To date, numerous attempts to treat AD by removing Aβ, interfering with Aβ aggregation steps, or directly altering APP have failed in human clinical trials. This could reflect limitations of the specific tested interventions, trial design, or the amyloid cascade hypothesis, and has promoted interest in alternative treatment strategies. One alternative approach focuses on manipulations of mitochondria and energy metabolism, both of which are altered in the brains of AD patients (Swerdlow, 2014). CP2 certainly qualifies as an interesting mitochondrial and bioenergetic medicine agent. By interfering with cell ATP production and changing NAD +/NADH ratios the effects of CP2 extend beyond its inhibition of complex I. In the Zhang et al. study examples of this manifested through a variety of demonstrated effects such as AMPK activation, reduced tau phosphorylation, and altered APP processing but no doubt many downstream consequences remain to be shown.

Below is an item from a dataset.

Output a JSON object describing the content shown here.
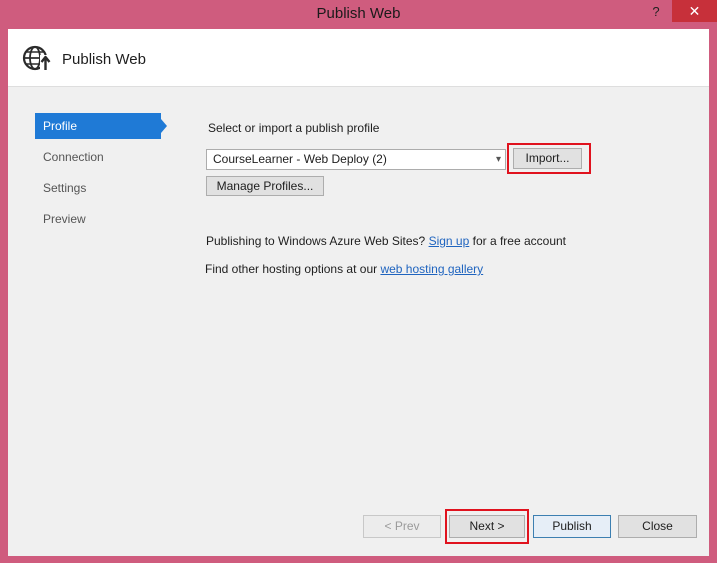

Preclinical success in AD transgenic mouse models does not imply that successful translation to human subjects will occur. Overexpressing mutant human transgenes in mice may poorly model the disorder or disorders that characterize the vast majority of AD patients. This study also assumed a “prevention” strategy, as CP2 was started before histologic or pathologic changes developed in the mice; preventing and treating AD may require different approaches. Regardless, the study by Zhang et al. justifies testing CP2 in human AD subjects. If AD is indeed driven by Aβ, CP2 could impact the disease through direct effects on that protein. Perhaps of greater interest, if altered APP homeostasis and Aβ accumulation represent downstream consequences of mitochondrial dysfunction and compromised brain bioenergetics (Swerdlow et al., 2014), CP2 may impact the disease by acting on the possible upstream causes of altered APP homeostasis and Aβ accumulation.

Author Contribution

RHS was the sole contributor to this paper.

Conflicts of Interest

RHS declared that he has no conflicts of interest.